Per questo il paradigma della cura è davvero e totalmente rivoluzionario. Ristabilisce il primato assoluto della riproduzione fisica e sociale della vita sulla terra rispetto alla produzione di merci. Rimette al centro l’accudimento di tutta la vita e delle relazioni che la legano, al posto del dominio. Abbatte le gerarchie e ricostruisce unità e interdipendenza fra il destino degli umani, di tutti gli esseri viventi, del territorio e del pianeta.
Ci ricolloca laddove dobbiamo stare, dentro la catena della vita e dentro la dimensione della comunità, che è fatta di umani, viventi non umani, elementi naturali -l’acqua dolce, la terra, il mare, la vegetazione- così come delle identità e delle culture prodotte dalla interrelazione fra tutti questi elementi.
Salva le donne dalla condanna della cura, perché tutta la società si occupa di curare e di accudire noi stessi, gli altri, il pianeta.
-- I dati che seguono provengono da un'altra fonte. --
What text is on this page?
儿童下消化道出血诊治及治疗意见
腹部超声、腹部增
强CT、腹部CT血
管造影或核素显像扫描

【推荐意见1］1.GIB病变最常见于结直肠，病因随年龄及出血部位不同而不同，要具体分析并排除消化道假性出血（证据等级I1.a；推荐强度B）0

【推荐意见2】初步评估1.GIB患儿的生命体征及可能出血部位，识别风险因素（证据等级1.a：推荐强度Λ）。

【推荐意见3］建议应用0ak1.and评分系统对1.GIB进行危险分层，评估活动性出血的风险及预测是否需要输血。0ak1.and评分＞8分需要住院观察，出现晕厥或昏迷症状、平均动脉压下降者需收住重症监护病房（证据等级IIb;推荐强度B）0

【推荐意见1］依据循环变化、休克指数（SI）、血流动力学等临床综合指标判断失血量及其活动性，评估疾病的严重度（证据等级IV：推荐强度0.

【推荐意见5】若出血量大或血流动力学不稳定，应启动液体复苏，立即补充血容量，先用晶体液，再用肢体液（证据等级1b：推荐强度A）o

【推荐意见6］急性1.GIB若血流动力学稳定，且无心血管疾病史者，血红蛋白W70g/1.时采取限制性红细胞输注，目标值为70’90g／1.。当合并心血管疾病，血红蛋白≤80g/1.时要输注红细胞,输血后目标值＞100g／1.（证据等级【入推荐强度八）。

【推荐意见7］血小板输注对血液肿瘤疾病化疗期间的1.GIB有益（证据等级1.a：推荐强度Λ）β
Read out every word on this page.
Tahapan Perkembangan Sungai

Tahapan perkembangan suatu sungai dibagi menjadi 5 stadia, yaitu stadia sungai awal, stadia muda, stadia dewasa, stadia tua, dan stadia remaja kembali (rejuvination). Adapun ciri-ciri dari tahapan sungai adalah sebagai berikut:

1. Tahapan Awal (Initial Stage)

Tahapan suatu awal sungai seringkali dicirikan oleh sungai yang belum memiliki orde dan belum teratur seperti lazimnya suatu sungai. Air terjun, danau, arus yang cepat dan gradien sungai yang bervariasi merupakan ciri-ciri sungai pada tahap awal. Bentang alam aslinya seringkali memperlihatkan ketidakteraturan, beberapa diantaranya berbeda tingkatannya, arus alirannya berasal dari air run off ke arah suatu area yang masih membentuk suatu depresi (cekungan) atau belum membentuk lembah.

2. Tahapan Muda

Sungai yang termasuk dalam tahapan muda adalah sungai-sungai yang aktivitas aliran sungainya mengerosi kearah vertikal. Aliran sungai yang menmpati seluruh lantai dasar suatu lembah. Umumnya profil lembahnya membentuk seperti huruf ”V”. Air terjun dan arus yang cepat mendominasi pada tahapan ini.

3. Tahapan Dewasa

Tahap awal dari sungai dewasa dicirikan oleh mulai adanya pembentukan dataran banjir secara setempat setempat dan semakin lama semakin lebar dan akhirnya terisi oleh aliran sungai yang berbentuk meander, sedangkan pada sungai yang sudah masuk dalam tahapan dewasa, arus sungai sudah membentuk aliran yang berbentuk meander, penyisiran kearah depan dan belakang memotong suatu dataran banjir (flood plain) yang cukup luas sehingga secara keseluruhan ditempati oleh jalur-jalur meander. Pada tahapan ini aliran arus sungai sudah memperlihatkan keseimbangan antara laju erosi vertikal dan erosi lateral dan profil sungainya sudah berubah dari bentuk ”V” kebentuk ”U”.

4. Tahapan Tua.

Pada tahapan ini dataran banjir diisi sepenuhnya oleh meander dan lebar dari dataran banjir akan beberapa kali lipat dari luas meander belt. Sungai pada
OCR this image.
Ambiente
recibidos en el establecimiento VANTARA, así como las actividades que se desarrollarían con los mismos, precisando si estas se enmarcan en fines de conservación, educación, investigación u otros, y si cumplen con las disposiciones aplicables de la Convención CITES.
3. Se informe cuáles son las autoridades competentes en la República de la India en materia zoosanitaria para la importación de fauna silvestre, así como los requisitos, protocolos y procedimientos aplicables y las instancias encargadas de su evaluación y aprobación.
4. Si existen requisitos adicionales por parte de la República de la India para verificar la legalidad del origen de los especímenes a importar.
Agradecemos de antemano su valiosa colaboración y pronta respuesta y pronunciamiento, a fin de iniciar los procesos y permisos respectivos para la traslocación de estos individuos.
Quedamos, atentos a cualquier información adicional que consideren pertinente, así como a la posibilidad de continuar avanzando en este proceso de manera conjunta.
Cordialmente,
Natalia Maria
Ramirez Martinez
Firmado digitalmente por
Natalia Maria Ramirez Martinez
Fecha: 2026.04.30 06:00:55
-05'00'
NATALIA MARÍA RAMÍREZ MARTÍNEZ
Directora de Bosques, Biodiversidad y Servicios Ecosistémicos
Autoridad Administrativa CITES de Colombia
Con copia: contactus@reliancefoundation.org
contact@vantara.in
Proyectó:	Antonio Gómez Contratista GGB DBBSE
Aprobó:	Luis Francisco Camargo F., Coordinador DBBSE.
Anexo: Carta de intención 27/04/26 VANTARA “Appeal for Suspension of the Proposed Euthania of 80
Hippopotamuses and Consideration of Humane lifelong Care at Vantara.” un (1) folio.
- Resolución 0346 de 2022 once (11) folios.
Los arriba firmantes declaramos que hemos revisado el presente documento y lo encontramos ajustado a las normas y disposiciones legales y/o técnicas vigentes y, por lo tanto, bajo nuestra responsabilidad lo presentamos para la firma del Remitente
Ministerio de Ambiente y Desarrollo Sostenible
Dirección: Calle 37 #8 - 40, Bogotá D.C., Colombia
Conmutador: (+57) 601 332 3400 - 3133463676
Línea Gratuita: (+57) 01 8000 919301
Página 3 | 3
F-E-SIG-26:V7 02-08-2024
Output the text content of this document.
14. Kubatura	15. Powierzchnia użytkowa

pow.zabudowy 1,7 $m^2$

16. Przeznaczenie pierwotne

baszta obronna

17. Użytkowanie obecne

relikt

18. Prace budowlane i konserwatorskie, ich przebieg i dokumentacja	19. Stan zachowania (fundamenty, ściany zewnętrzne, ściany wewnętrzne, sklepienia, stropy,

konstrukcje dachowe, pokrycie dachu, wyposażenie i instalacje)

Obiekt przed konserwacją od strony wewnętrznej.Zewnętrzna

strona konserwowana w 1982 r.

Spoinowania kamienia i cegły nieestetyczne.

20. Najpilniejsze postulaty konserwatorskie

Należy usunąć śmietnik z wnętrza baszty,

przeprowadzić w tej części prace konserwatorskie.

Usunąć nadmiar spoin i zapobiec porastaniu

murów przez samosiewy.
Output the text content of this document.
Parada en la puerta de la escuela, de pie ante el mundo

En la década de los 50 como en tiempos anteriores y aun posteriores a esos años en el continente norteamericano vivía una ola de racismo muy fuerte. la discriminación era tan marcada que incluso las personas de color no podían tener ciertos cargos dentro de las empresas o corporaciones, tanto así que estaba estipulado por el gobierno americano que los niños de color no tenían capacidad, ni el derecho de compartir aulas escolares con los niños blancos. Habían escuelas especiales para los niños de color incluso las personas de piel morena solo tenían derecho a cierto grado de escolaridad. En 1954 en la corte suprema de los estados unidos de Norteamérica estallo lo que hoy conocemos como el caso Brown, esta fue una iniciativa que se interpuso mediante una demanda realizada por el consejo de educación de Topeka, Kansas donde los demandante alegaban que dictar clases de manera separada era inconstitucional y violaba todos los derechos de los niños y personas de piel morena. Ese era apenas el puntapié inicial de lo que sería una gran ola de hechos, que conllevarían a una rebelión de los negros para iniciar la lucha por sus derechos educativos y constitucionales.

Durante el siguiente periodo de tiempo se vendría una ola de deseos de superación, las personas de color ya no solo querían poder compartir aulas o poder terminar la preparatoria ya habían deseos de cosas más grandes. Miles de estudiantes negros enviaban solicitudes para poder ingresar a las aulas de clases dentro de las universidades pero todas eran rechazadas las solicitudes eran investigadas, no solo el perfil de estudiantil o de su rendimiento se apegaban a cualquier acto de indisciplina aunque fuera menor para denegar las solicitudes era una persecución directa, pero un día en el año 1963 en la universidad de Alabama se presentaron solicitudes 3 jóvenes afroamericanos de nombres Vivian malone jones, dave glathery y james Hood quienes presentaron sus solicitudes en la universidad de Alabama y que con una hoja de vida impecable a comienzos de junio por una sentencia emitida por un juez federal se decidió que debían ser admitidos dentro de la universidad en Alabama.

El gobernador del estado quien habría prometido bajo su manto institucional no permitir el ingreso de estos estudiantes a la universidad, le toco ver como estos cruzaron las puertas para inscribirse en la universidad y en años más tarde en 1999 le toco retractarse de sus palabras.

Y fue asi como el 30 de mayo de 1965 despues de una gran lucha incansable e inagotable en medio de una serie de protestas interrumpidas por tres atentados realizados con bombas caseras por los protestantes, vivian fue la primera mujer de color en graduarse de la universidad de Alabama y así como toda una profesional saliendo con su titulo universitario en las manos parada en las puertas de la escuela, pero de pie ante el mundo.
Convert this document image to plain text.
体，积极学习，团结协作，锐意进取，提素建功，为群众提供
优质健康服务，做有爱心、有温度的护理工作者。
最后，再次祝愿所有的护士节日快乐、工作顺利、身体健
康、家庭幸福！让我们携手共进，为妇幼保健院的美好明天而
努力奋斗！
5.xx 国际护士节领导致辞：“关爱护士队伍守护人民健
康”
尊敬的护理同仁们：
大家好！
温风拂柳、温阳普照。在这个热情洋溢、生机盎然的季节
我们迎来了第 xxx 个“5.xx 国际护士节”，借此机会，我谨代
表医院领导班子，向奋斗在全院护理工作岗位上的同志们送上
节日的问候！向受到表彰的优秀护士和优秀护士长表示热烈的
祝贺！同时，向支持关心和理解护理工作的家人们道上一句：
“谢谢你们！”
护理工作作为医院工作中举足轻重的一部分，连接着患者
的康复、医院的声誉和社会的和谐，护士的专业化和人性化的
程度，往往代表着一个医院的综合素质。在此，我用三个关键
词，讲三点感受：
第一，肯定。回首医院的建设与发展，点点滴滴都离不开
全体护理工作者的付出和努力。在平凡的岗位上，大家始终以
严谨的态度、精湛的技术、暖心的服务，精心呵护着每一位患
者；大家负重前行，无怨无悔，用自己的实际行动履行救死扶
Se siamo capaci di imporre questa rivoluzione, ci si offre una via di uscita dalla cultura dello sterminio.
E’ rivoluzionario, il paradigma della cura, e quindi non si affermerà senza conflitto. Ma è l’unico conflitto che vale la pena praticare. Non sarà certo facile.
Nel tempo scandito dal collasso climatico, il tempo del cambiamento necessario non è infinito.
L’impegno ad accelerarne i tempi fa parte della responsabilità storica di questa generazione, a differenza di quelle passate.
E ora siamo anche consapevoli che i mezzi devono essere adeguati ai fini e, dunque, le forme di lotta non possono prevedere forme di dominazione e di sopraffazione.
E allora, come si conciliano i tempi lunghi della democrazia con l’urgenza del cambiamento radicale necessario? E’ il grande dilemma di questi tempi inediti.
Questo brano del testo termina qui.